I want to get the content between single quotes, but only if it contains a certain word (i.e 'sample_2'). It additionally should not match ones with white space.

Input example: (The following should match and return only: ../sample_2/file and sample_2/file)

['asdf', '../sample_2/file', 'sample_2/file', 'example with space', sample_2, sample]

Right now I just have that matched the first 3 items in the list:

'(.\S*?)'

I can't seem to find the right regex that would return those containing the word 'sample_2'

Solution

If you want specific words/characters you need to have them in the regular expression and not use the '\S'. The \S is the equivalent to [^\r\n\t\f\v ] or "any non-whitespace character".

import re

teststr = "['asdf', '../sample_2/file', 'sample_2/file', 'sample_2 with spaces','example with space', sample_2, sample]"
matches = re.findall(r"'([^\s']*sample_2[^\s]*?)',", teststr)
# ['../sample_2/file', 'sample_2/file']

Based on your wording, you suggest the desired word can change.
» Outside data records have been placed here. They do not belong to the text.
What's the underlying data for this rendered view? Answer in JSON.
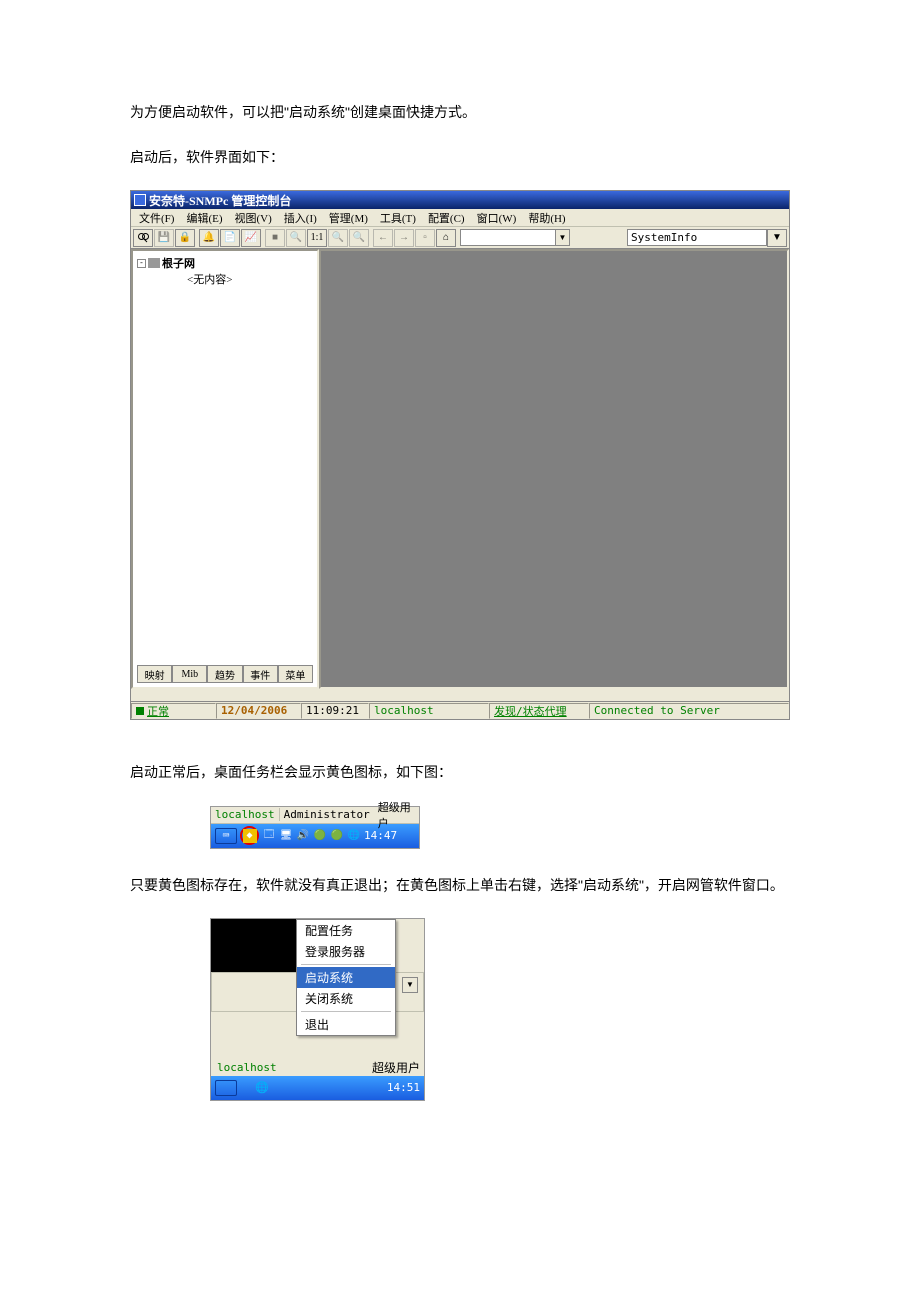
{
  "doc": {
    "para1": "为方便启动软件，可以把\"启动系统\"创建桌面快捷方式。",
    "para2": "启动后，软件界面如下：",
    "para3": "启动正常后，桌面任务栏会显示黄色图标，如下图：",
    "para4": "只要黄色图标存在，软件就没有真正退出；在黄色图标上单击右键，选择\"启动系统\"，开启网管软件窗口。"
  },
  "app": {
    "title": "安奈特-SNMPc 管理控制台",
    "menu": {
      "file": "文件(F)",
      "edit": "编辑(E)",
      "view": "视图(V)",
      "insert": "插入(I)",
      "manage": "管理(M)",
      "tools": "工具(T)",
      "config": "配置(C)",
      "window": "窗口(W)",
      "help": "帮助(H)"
    },
    "toolbar": {
      "ratio": "1:1",
      "combo": "SystemInfo"
    },
    "tree": {
      "root": "根子网",
      "empty": "<无内容>"
    },
    "tabs": {
      "map": "映射",
      "mib": "Mib",
      "trend": "趋势",
      "event": "事件",
      "menu": "菜单"
    },
    "status": {
      "normal": "正常",
      "date": "12/04/2006",
      "time": "11:09:21",
      "host": "localhost",
      "agent": "发现/状态代理",
      "conn": "Connected to Server"
    }
  },
  "tray": {
    "host": "localhost",
    "user": "Administrator",
    "role": "超级用户",
    "time": "14:47"
  },
  "ctxmenu": {
    "cfg": "配置任务",
    "login": "登录服务器",
    "start": "启动系统",
    "stop": "关闭系统",
    "exit": "退出",
    "host": "localhost",
    "role": "超级用户",
    "time": "14:51"
  }
}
In that case, I would recommend using re.compile() to dynamically create a string which then defines the regular expression.

import re
word = 'sample_2'
teststr = "['asdf', '../sample_2/file', 'sample_2/file', ' sample_2 with spaces','example with space', sample_2, sample]"
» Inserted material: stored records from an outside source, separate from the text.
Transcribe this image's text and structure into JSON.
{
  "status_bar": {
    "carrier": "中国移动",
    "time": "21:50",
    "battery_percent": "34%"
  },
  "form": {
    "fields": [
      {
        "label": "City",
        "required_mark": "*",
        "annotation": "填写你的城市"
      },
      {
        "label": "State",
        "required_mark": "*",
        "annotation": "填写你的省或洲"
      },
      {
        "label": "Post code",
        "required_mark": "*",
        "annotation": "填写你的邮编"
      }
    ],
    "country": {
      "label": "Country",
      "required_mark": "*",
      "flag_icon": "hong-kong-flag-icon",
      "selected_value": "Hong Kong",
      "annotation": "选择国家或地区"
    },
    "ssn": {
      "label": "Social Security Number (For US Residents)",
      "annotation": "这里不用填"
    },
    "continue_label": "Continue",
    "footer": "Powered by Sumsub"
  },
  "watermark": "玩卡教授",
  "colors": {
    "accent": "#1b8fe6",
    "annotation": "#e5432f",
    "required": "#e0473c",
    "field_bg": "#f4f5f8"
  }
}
regex = re.compile("'([^'\\s]*"+word+"[^\\s]*?)',")
matches = regex.findall(teststr)
# ['../sample_2/file', 'sample_2/file']

Also if you haven't heard of this tool yet, check out regex101.com. I always build my regular expressions here to make sure I get them correct. It gives you the references, explanation of what is happening and even lets you test it right there in the browser.

Explanation of regex

regex = r"'([^\s']*sample_2[^\s]*?)',"

Find first apostrophe, start group capture. Capture anything except a whitespace character or the corresponding ending apostrophe. It must see the letters "sample_2" before accepting any non-whitespace character. Stop group capture when you see the closing apostrophe and a comma.

Note: In python, a string " or ' prepositioned with the character 'r' means the text is compiled as a regular expression. Strings with the character 'r' also do not require double-escape '\' characters.